Après les États asservis aux idéologies, dont on a vu les effets dévastateurs au XXe siècle, viendraient ainsi les États organisateurs, donc neutres et relativistes, laissant aux individus le droit de poursuivre les finalités qu’ils désirent ; ils ne sont chargés que d’administrer. L’idée serait que l’Etat ne peut, dans un monde globalisé, multiculturel, et « désenchanté » (comprendre : revenu des utopies du siècle moderne) qu’être neutre axiologiquement, une sorte de coquille vide qu’il faut simplement peaufiner. Une voiture roulant au diesel qu’il faudrait moderniser à l’électricité, peu importe où elle nous mène.

 

En son interprétation la plus noble, cette théorie « espère » que les individus s’assembleront pour poursuivre un bien commun ; elle abdique simplement la possibilité pour le politique en tant qu’autorité publique de porter un tel projet. Elle rabaisse ainsi le politique à un simple rôle de régulateur, se refusant à incarner quoique ce soit. Le politique ne construit plus rien, mais apparie les divers intérêts individuels.

 

Or cette théorie est une idéologie. Elle précipite elle-même, de manière proactive, une vision anthropologique de la société qui n’est plus conçue que comme un assemblement d’individus poursuivant des intérêts qui s’entrechoquent et qu’il s’agirait simplement de concilier,  en aucun cas de faire travailler ensemble – ce qu’on pourrait croire (naïfs !) comme étant la vocation du politique. Le vieux dire de Hume, exhumé à nouveau, est auto-réalisateur. : à force de penser que, pour gouverner, « every man must be supposed a knave », et que la société n’est qu’une meute de loups ne pouvant être domestiquée que par l’intérêt égoïste et rationnel au moyen de politiques dites « incitatives », cette pensée devient réalité en s’appuyant sur le penchant naturel de l’homme au repli sur soi, identifié par Tocqueville. C’est en abdiquant toute finalité extérieure à l’individu que le politique accouche de l’homme individualiste. Ce faisant, cette idéologie limite l’ambition de nos sociétés qui ne doivent plus qu’éviter de faire le mal – plutôt que de chercher à faire le bien. Et regarde avec méfiance tout corps intermédiaire qui ose prétendre promouvoir quoique ce soit d’autre que l’intérêt des individus, que ce corps soit écoles, familles, Églises, ou syndicats. Tous ces affreux déterminismes qui nous aliènent.

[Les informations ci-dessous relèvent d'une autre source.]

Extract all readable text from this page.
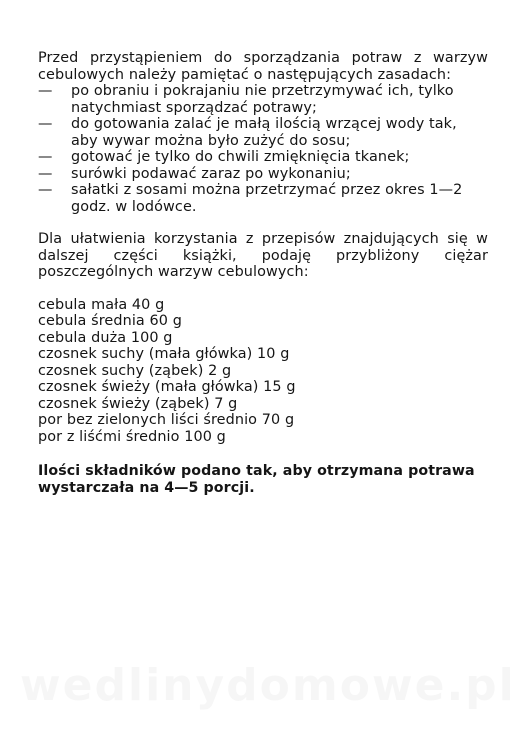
Przed przystąpieniem do sporządzania potraw z warzyw cebulowych należy pamiętać o następujących zasadach:

— po obraniu i pokrajaniu nie przetrzymywać ich, tylko natychmiast sporządzać potrawy;
— do gotowania zalać je małą ilością wrzącej wody tak, aby wywar można było zużyć do sosu;
— gotować je tylko do chwili zmięknięcia tkanek;
— surówki podawać zaraz po wykonaniu;
— sałatki z sosami można przetrzymać przez okres 1—2 godz. w lodówce.

Dla ułatwienia korzystania z przepisów znajdujących się w dalszej części książki, podaję przybliżony ciężar poszczególnych warzyw cebulowych:

cebula mała 40 g
cebula średnia 60 g
cebula duża 100 g
czosnek suchy (mała główka) 10 g
czosnek suchy (ząbek) 2 g
czosnek świeży (mała główka) 15 g
czosnek świeży (ząbek) 7 g
por bez zielonych liści średnio 70 g
por z liśćmi średnio 100 g

Ilości składników podano tak, aby otrzymana potrawa wystarczała na 4—5 porcji.
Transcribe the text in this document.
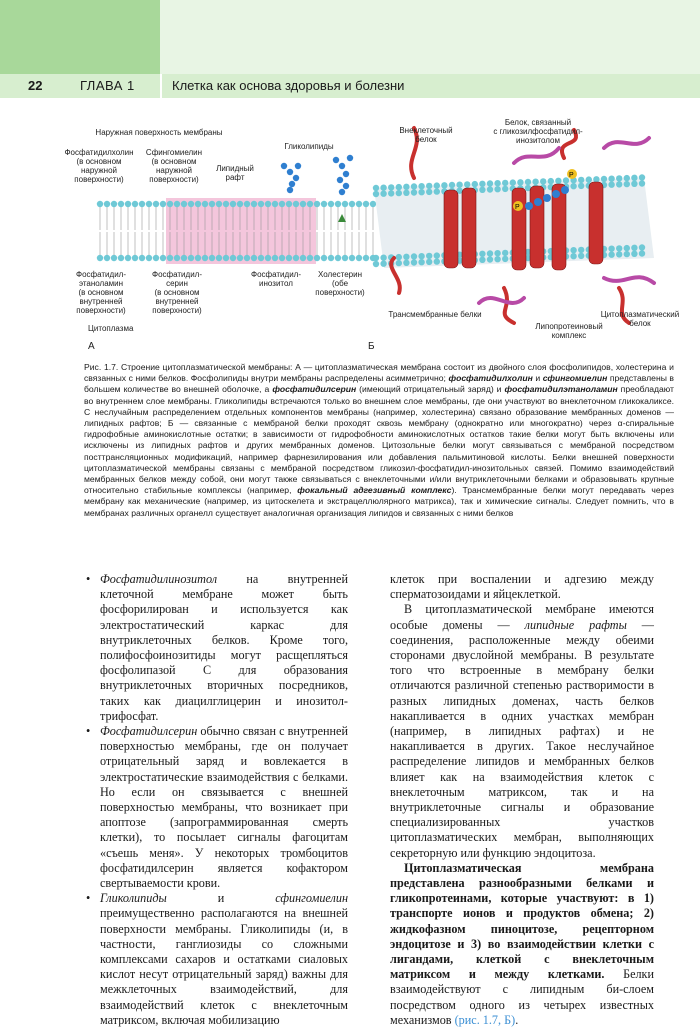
22	ГЛАВА 1	Клетка как основа здоровья и болезни
P
P
Наружная поверхность мембраны
Фосфатидилхолин
(в основном
наружной
поверхности)
Сфингомиелин
(в основном
наружной
поверхности)
Гликолипиды
Липидный
рафт
Фосфатидил-
этаноламин
(в основном
внутренней
поверхности)
Фосфатидил-
серин
(в основном
внутренней
поверхности)
Фосфатидил-
инозитол
Холестерин
(обе
поверхности)
Цитоплазма
А
Внеклеточный
белок
Белок, связанный
с гликозилфосфатидил-
инозитолом
Трансмембранные белки
Липопротеиновый
комплекс
Цитоплазматический
белок
Б
Рис. 1.7. Строение цитоплазматической мембраны: А — цитоплазматическая мембрана состоит из двойного слоя фосфолипидов, холестерина и связанных с ними белков. Фосфолипиды внутри мембраны распределены асимметрично; фосфатидилхолин и сфингомиелин представлены в большем количестве во внешней оболочке, а фосфатидилсерин (имеющий отрицательный заряд) и фосфатидилэтаноламин преобладают во внутреннем слое мембраны. Гликолипиды встречаются только во внешнем слое мембраны, где они участвуют во внеклеточном гликокаликсе. С неслучайным распределением отдельных компонентов мембраны (например, холестерина) связано образование мембранных доменов — липидных рафтов; Б — связанные с мембраной белки проходят сквозь мембрану (однократно или многократно) через α-спиральные гидрофобные аминокислотные остатки; в зависимости от гидрофобности аминокислотных остатков такие белки могут быть включены или исключены из липидных рафтов и других мембранных доменов. Цитозольные белки могут связываться с мембраной посредством посттрансляционных модификаций, например фарнезилирования или добавления пальмитиновой кислоты. Белки внешней поверхности цитоплазматической мембраны связаны с мембраной посредством гликозил-фосфатидил-инозитольных связей. Помимо взаимодействий мембранных белков между собой, они могут также связываться с внеклеточными и/или внутриклеточными белками и образовывать крупные относительно стабильные комплексы (например, фокальный адгезивный комплекс). Трансмембранные белки могут передавать через мембрану как механические (например, из цитоскелета и экстрацеллюлярного матрикса), так и химические сигналы. Следует помнить, что в мембранах различных органелл существует аналогичная организация липидов и связанных с ними белков

• Фосфатидилинозитол на внутренней клеточной мембране может быть фосфорилирован и используется как электростатический каркас для внутриклеточных белков. Кроме того, полифосфоинозитиды могут расщепляться фосфолипазой С для образования внутриклеточных вторичных посредников, таких как диацилглицерин и инозитол-трифосфат.

• Фосфатидилсерин обычно связан с внутренней поверхностью мембраны, где он получает отрицательный заряд и вовлекается в электростатические взаимодействия с белками. Но если он связывается с внешней поверхностью мембраны, что возникает при апоптозе (запрограммированная смерть клетки), то посылает сигналы фагоцитам «съешь меня». У некоторых тромбоцитов фосфатидилсерин является кофактором свертываемости крови.

• Гликолипиды и сфингомиелин преимущественно располагаются на внешней поверхности мембраны. Гликолипиды (и, в частности, ганглиозиды со сложными комплексами сахаров и остатками сиаловых кислот несут отрицательный заряд) важны для межклеточных взаимодействий, для взаимодействий клеток с внеклеточным матриксом, включая мобилизацию

клеток при воспалении и адгезию между сперматозоидами и яйцеклеткой.

В цитоплазматической мембране имеются особые домены — липидные рафты — соединения, расположенные между обеими сторонами двуслойной мембраны. В результате того что встроенные в мембрану белки отличаются различной степенью растворимости в разных липидных доменах, часть белков накапливается в одних участках мембран (например, в липидных рафтах) и не накапливается в других. Такое неслучайное распределение липидов и мембранных белков влияет как на взаимодействия клеток с внеклеточным матриксом, так и на внутриклеточные сигналы и образование специализированных участков цитоплазматических мембран, выполняющих секреторную или функцию эндоцитоза.

Цитоплазматическая мембрана представлена разнообразными белками и гликопротеинами, которые участвуют: в 1) транспорте ионов и продуктов обмена; 2) жидкофазном пиноцитозе, рецепторном эндоцитозе и 3) во взаимодействии клетки с лигандами, клеткой с внеклеточным матриксом и между клетками. Белки взаимодействуют с липидным би-слоем посредством одного из четырех известных механизмов (рис. 1.7, Б).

C’est d’autant plus vrai que l’économisme ambiant favorise cet individualisme. D’une part, il déconstruit l’homme et le réduit à son seul intérêt, comme si la poursuite de ce dernier était une loi naturelle nécessaire qui le détermine (ne pas agir en fonction de son intérêt individuel est ainsi marqué du sceau de « l’irrationnel », exit donc l’altruisme ou la gratuité) ; d’autre part, posant le vide de l’existence et le règne de la matière, il fait de la jouissance de cette dernière et du confort hédoniste le seul horizon de vie des individus, leur promettant – au moins – la satisfaction de « se faire plaisir » tant que leur vie sur terre le leur permet, et enrichissant, là aussi, quelques « élus » eux-mêmes soumis à la même folie. La raison n’est alors plus que celle de l’intérêt économique cherchant à maximiser son avantage. Ne plus concevoir que l’individu et que ses intérêts est par ailleurs rendu possible par l’utopie économiste qui veut faire du monde un village global de paix et de tolérance, et qui voit comme source de progrès linéaire non plus la dialectique des classes mais la dialectique schumpéterienne – essentiellement individualiste – pour la croissance infinie. Comme l’explique Natacha Polony, « L’économisme, cette idéologie de réduction des différents champs de l’action humaine à leur dimension économique, n’est donc rien d’autre qu’un totalitarisme d’autant plus efficace qu’il repose sur le consentement des individus. Qui serait contre la prospérité ? Qui serait contre la liberté ? ».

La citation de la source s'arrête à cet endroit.